The researchers quickly dismissed their initial fear that the logs represented a malware attack. The communication wasn’t the work of bots. The irregular pattern of server lookups actually resembled the pattern of human conversation—conversations that began during office hours in New York and continued during office hours in Moscow. It dawned on the researchers that this wasn’t an attack, but a sustained relationship between a server registered to the Trump Organization and two servers registered to an entity called Alfa Bank.

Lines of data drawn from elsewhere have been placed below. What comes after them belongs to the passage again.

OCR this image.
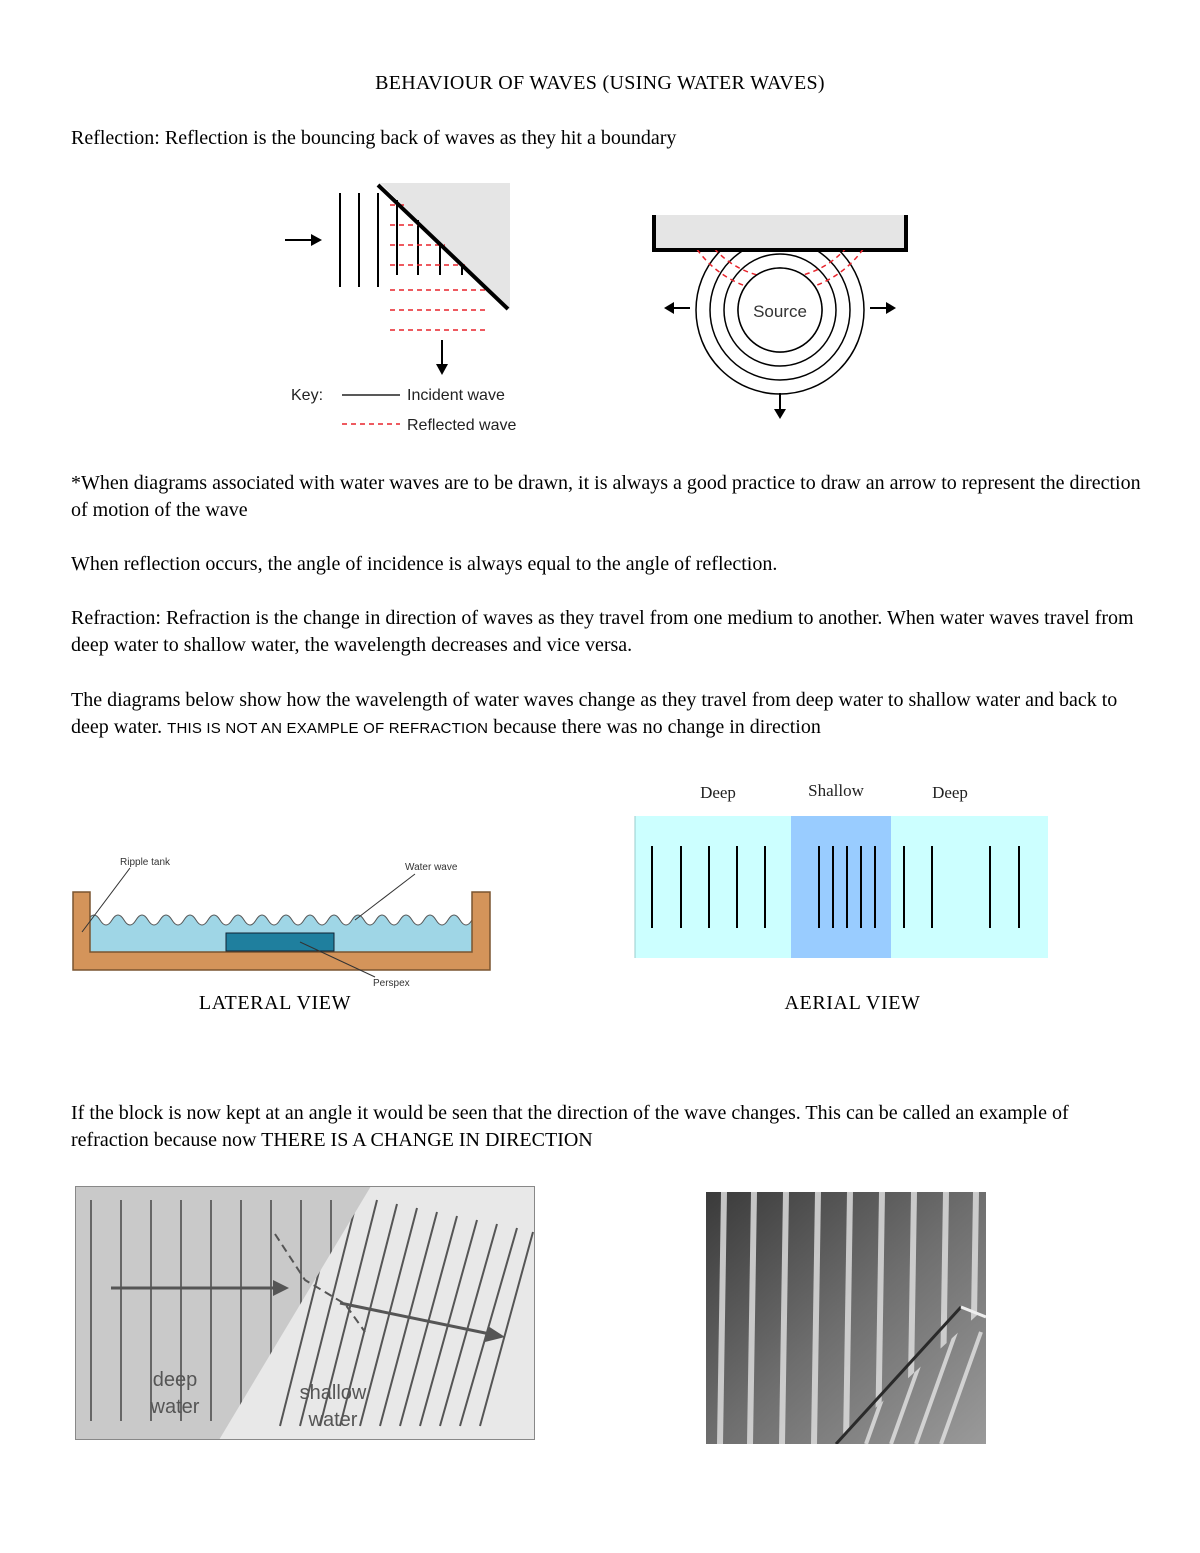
BEHAVIOUR OF WAVES (USING WATER WAVES)
Reflection: Reflection is the bouncing back of waves as they hit a boundary
Key:	Incident wave
Reflected wave
Source
*When diagrams associated with water waves are to be drawn, it is always a good practice to draw an arrow to represent the direction of motion of the wave
When reflection occurs, the angle of incidence is always equal to the angle of reflection.
Refraction: Refraction is the change in direction of waves as they travel from one medium to another. When water waves travel from deep water to shallow water, the wavelength decreases and vice versa.
The diagrams below show how the wavelength of water waves change as they travel from deep water to shallow water and back to deep water. THIS IS NOT AN EXAMPLE OF REFRACTION because there was no change in direction
Ripple tank	Water wave
Perspex
LATERAL VIEW
Deep	Shallow	Deep
AERIAL VIEW
If the block is now kept at an angle it would be seen that the direction of the wave changes. This can be called an example of refraction because now THERE IS A CHANGE IN DIRECTION
deep
water
shallow
water
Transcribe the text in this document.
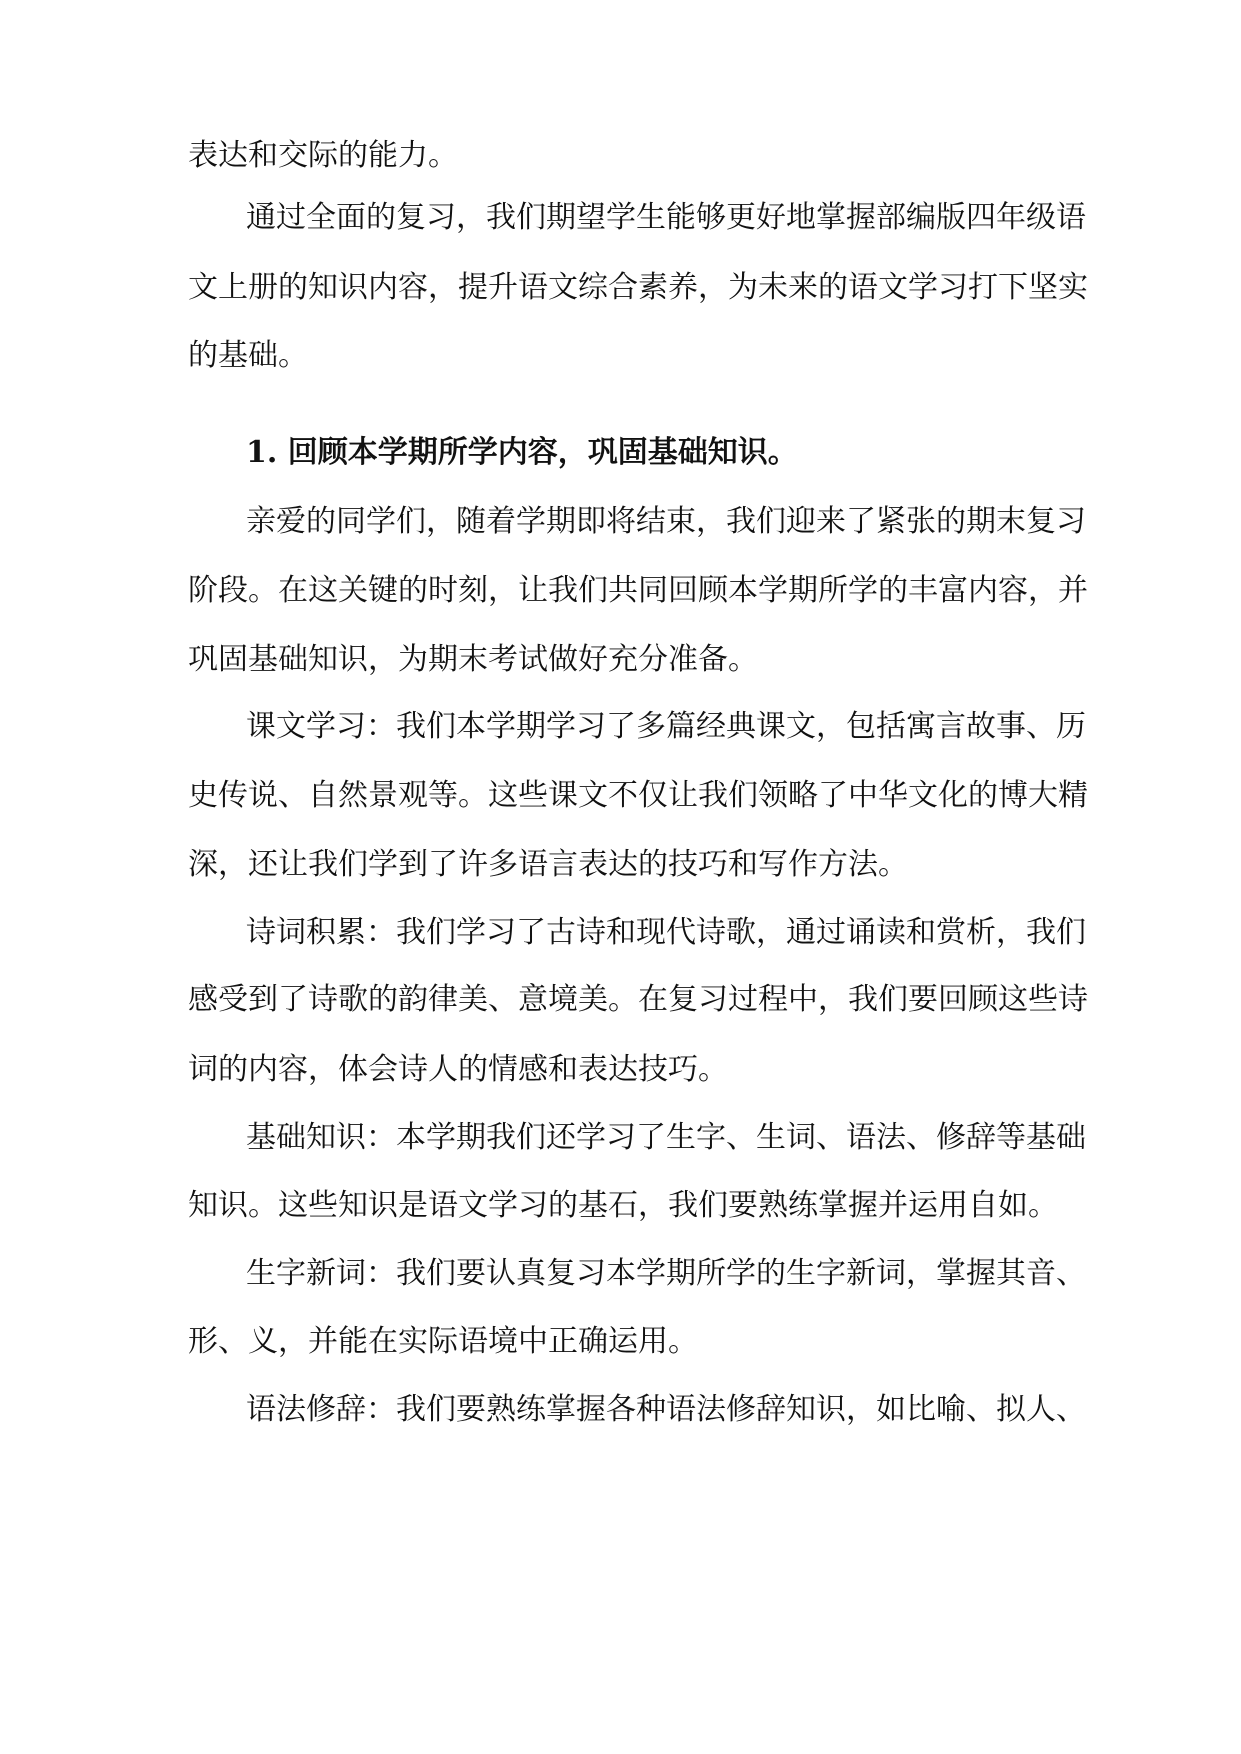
表达和交际的能力。
通过全面的复习，我们期望学生能够更好地掌握部编版四年级语
文上册的知识内容，提升语文综合素养，为未来的语文学习打下坚实
的基础。
1. 回顾本学期所学内容，巩固基础知识。
亲爱的同学们，随着学期即将结束，我们迎来了紧张的期末复习
阶段。在这关键的时刻，让我们共同回顾本学期所学的丰富内容，并
巩固基础知识，为期末考试做好充分准备。
课文学习：我们本学期学习了多篇经典课文，包括寓言故事、历
史传说、自然景观等。这些课文不仅让我们领略了中华文化的博大精
深，还让我们学到了许多语言表达的技巧和写作方法。
诗词积累：我们学习了古诗和现代诗歌，通过诵读和赏析，我们
感受到了诗歌的韵律美、意境美。在复习过程中，我们要回顾这些诗
词的内容，体会诗人的情感和表达技巧。
基础知识：本学期我们还学习了生字、生词、语法、修辞等基础
知识。这些知识是语文学习的基石，我们要熟练掌握并运用自如。
生字新词：我们要认真复习本学期所学的生字新词，掌握其音、
形、义，并能在实际语境中正确运用。
语法修辞：我们要熟练掌握各种语法修辞知识，如比喻、拟人、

The researchers had initially stumbled in their diagnosis because of the odd configuration of Trump’s server. “I’ve never seen a server set up like that,” says Christopher Davis, who runs the cybersecurity firm HYAS InfoSec Inc. and won a FBI Director Award for Excellence for his work tracking down the authors of one of the world’s nastiest botnet attacks. “It looked weird, and it didn’t pass the sniff test.” The server was first registered to Trump’s business in 2009 and was set up to run consumer marketing campaigns. It had a history of sending mass emails on behalf of Trump-branded properties and products. Researchers were ultimately convinced that the server indeed belonged to Trump. (Click here to see the server’s registration record.) But now this capacious server handled a strangely small load of traffic, such a small load that it would be hard for a company to justify the expense and trouble it would take to maintain it. “I get more mail in a day than the server handled,” Davis says.

* * *
Earlier this month, the group of computer scientists passed the logs to Paul Vixie. In the world of DNS experts, there’s no higher authority. Vixie wrote central strands of the DNS code that makes the internet work. After studying the logs, he concluded, “The parties were communicating in a secretive fashion. The operative word is secretive. This is more akin to what criminal syndicates do if they are putting together a project.” Put differently, the logs suggested that Trump and Alfa had configured something like a digital hotline connecting the two entities, shutting out the rest of the world, and designed to obscure its own existence. Over the summer, the scientists observed the communications trail from a distance.

BadgerKid

(4,555 posts)
28. there's constant mal-pinging on the net,
Tue Nov 1, 2016, 04:00 AM
Nov 2016

attempting to find if a computer is there and what services are running on it in an effort to locate a vulnerability.